Eravamo in questi discorsi quando venne un tale con certi suoi stivali da viaggio, vestito di grigio e con un cappello dalle falde rialzate ai due lati. Saputo del mio arrivo dagli altri, mi parlò molto affettuosamente, poi si tolse il mantello e io vidi che portava (guardi un po’ il lettore chi l’avrebbe mai potuto pensare), il giubbone di panno grigio davanti e di tela bianca di dietro: faceva da fodera la pelle tutta sudata. Io non potei trattenermi dal ridere, sí ch’egli, dissimulando molto bene, disse: «Quando si troverà al combattere vedrà che non riderà: scommetto che non sa perché porto questo cappello con la tesa rivolta in su». Risposi che per eleganza e per dare nell’occhio. «Per non dare anzi, disse; è, sappiatelo, perché manca del nastro a treccia, e cosí non si vede». E nel dir questo, tirò fuori piú di venti lettere e altrettanti reali, dicendo che quelle non aveva potuto esitarle. Ciascuna importava un reale ed erano scritte tutte da lui con la firma di chi gli pareva. Vi ci scriveva notizie di sua invenzione alle persone piú ragguardevoli e le consegnava, vestito a quel modo, ritirando l’importo. E ciò ogni mese: fu una cosa che mi fece strabiliare il vedere la singolarità di quel vivere.
Subito dopo entrarono altri due; l’uno con un giubbone di panno, lungo fino a metà dei pantaloni alla vallona, col mantello pure di panno; col bavero rialzato perché non si vedesse il terzone ch’era strappato. I pantaloni alla vallona erano di cambellotto fin dove rimanevano scoperti, ma non piú su; il resto di baiettone rosso. Costui veniva gridando con quell’altro che portava un collare semplice, non avendone uno a lattughe, e le maniche a fiaschette da caccia per via del non portar mantello, una gruccia ed una gamba avvolta in cenci e pelli, non avendo che un calzonetto.
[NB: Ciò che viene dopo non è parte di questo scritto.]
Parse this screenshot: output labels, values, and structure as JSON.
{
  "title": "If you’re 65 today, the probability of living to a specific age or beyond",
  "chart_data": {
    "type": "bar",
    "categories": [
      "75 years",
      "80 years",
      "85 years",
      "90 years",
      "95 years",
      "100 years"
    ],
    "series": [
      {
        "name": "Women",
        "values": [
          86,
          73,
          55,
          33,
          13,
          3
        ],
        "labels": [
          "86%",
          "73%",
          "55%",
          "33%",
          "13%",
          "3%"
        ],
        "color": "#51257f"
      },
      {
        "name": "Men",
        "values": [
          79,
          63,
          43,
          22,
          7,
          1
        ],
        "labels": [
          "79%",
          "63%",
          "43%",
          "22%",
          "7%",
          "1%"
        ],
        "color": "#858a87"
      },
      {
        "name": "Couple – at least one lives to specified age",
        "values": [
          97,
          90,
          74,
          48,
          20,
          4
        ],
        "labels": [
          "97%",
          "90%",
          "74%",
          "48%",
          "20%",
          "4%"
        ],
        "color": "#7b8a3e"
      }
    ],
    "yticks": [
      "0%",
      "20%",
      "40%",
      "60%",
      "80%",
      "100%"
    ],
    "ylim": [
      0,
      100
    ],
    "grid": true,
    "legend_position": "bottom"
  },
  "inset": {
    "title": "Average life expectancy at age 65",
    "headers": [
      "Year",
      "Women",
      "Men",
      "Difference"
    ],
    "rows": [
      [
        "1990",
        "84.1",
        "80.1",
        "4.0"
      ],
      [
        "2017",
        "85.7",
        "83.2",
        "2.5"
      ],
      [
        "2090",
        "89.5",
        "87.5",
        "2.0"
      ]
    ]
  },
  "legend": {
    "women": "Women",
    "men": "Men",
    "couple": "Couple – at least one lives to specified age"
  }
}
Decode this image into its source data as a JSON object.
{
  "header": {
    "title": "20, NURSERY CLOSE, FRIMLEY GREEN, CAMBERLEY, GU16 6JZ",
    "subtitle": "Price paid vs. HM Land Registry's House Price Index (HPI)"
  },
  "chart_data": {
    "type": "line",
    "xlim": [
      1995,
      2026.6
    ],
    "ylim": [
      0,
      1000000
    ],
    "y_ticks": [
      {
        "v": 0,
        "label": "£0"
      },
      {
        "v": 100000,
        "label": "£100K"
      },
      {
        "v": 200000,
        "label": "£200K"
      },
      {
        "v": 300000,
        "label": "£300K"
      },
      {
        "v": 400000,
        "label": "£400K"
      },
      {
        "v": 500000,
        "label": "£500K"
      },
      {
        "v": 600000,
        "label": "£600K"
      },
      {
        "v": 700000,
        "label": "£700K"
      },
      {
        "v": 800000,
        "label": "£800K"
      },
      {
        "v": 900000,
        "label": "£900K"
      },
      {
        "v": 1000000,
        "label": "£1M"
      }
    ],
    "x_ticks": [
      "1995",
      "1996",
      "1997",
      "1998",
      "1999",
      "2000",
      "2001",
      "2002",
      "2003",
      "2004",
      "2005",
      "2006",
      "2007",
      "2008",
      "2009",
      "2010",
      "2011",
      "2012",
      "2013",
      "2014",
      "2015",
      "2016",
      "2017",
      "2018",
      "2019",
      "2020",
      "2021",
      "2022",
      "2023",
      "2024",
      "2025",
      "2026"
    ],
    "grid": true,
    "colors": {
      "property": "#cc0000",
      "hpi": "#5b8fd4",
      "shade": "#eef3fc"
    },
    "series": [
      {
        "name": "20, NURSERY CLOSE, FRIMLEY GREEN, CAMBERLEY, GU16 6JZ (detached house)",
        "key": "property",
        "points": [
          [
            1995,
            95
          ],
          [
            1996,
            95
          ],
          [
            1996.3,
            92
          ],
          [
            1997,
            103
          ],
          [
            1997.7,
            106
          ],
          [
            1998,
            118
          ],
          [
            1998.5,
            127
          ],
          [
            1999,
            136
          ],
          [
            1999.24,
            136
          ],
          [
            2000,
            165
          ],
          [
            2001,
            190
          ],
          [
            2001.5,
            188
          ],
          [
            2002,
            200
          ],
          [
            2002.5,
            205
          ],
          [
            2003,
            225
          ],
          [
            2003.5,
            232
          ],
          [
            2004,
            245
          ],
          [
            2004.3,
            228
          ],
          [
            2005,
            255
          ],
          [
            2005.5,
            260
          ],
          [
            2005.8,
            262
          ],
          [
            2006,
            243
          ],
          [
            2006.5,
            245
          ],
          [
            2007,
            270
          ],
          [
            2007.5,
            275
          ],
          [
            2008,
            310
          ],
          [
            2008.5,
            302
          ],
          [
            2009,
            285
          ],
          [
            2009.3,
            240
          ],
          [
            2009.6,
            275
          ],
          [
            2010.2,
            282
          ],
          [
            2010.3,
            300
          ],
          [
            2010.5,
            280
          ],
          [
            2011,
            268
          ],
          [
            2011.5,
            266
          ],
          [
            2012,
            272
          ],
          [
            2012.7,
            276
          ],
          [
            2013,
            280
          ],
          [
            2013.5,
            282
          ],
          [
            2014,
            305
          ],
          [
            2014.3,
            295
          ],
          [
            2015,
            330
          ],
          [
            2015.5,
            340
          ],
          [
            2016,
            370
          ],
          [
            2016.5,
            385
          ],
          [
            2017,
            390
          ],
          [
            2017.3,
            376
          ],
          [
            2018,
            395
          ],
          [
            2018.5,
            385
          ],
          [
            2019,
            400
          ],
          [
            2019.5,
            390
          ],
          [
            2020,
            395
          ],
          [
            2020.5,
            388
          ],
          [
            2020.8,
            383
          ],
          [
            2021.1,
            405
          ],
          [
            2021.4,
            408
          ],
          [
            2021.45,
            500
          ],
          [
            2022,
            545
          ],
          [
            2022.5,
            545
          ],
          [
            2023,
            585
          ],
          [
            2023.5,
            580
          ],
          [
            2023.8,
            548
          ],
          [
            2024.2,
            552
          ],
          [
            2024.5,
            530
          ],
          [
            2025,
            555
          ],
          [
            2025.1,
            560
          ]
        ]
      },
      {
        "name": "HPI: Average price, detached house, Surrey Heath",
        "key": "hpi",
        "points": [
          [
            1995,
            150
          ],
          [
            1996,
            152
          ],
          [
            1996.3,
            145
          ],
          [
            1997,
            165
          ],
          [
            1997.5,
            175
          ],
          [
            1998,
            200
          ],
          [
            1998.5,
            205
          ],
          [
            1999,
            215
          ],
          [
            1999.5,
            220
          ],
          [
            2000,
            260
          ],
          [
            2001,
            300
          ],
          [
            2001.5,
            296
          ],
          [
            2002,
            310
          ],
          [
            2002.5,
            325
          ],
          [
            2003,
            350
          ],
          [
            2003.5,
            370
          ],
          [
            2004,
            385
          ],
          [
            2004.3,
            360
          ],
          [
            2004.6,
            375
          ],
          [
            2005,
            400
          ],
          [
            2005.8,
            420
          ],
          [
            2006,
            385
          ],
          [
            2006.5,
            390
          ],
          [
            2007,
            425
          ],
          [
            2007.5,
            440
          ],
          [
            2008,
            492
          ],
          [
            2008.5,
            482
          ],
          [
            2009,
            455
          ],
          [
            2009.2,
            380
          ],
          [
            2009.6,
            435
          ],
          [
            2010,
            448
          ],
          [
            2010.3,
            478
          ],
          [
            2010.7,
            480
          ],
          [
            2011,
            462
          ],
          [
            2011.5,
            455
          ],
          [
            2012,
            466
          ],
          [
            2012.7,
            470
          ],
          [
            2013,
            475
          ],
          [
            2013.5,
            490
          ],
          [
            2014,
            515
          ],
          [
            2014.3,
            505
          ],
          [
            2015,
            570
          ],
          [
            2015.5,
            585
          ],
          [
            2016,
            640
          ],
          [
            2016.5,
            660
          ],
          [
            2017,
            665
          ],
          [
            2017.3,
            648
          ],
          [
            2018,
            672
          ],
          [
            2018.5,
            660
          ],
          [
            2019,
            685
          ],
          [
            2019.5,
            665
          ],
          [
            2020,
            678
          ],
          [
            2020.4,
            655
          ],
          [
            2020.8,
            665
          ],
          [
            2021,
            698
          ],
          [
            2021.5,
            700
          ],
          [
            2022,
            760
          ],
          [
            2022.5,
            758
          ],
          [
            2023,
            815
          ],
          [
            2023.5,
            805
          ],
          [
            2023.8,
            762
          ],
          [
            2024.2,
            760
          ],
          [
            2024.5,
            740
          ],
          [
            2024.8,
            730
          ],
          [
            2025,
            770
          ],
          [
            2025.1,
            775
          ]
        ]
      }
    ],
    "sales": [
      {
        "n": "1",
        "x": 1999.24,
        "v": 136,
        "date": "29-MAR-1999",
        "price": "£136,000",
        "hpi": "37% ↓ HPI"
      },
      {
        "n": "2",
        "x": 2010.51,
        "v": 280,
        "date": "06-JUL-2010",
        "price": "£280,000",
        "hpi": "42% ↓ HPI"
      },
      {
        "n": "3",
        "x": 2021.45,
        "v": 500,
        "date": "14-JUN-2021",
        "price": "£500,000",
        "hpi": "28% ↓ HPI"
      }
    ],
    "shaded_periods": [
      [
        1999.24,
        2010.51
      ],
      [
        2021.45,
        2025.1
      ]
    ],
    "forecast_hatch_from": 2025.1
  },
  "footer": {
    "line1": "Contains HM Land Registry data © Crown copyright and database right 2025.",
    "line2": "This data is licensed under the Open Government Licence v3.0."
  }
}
Si spacciava per soldato, ed era stato; cattivo soldato però e sempre al riparo. Raccontava ch’erano stati servizi straordinarî i suoi, e intanto col titolo che si dava di soldato entrava ovunque. Diceva quello dal giubbone e dai semicalzonetti: – «Voi mi dovete la metà o per lo meno gran parte. Se non me la date giuro a Dio...». «Non giurate a Dio disse l’altro, perché, arrivato a casa, io non son piú zoppo, e allora con questa stampella vi darò mille bastonate». Me le darete, non me le darete! Dopo i soliti improperi si dettero addosso l’un l’altro e, acciuffatisi, ne uscirono con i brandelli dei vestiti in mano ai primi strattoni. Noi li rappacificammo e dimandammo il motivo della questione. Disse il soldato: – «Scherzi a me? Neanche mezzo ne avrete. Han da sapere lor signori che, stando a San Salvador, un ragazzo si avvicinò a questo disgraziato e gli domandò se io ero l’alfiere di Giovanni di Lorenzana. Egli disse di sí, tenendo d’occhio non so cosa che aveva visto che quegli aveva in mano. Lo condusse a me e disse, chiamandomi alfiere: – «Veda vossignoria che questo ragazzo la cerca. Io, capito tutto, dissi che ero io. Presi la missiva e con essa dodici fazzoletti e feci la risposta alla madre sua la quale li inviava a qualcuno di questo nome. Ora egli vuole da me la metà; ma prima mi farò fare a pezzi che dargliela; deve finirli tutti il mio naso». La causa fu decisa in favor suo; soltanto gli si negò il diritto di soffiarcisi, ordinandogli che li consegnasse alla vecchia, in servigio della comunità, per farne orli di maniche da mettere in mostra e da sembrare camicie, dal momento che soffiarsi il naso era proibito.
Giunse la notte: ci coricammo cosí pigiati che si pareva tanti ferri dentro un astuccio. La cena se ne passò bianca bianca; i piú non si spogliarono poiché, mettendosi a letto cosí come uscivano il giorno, si trovavano in regola con l’uso che vuole che si vada a letto ignudi.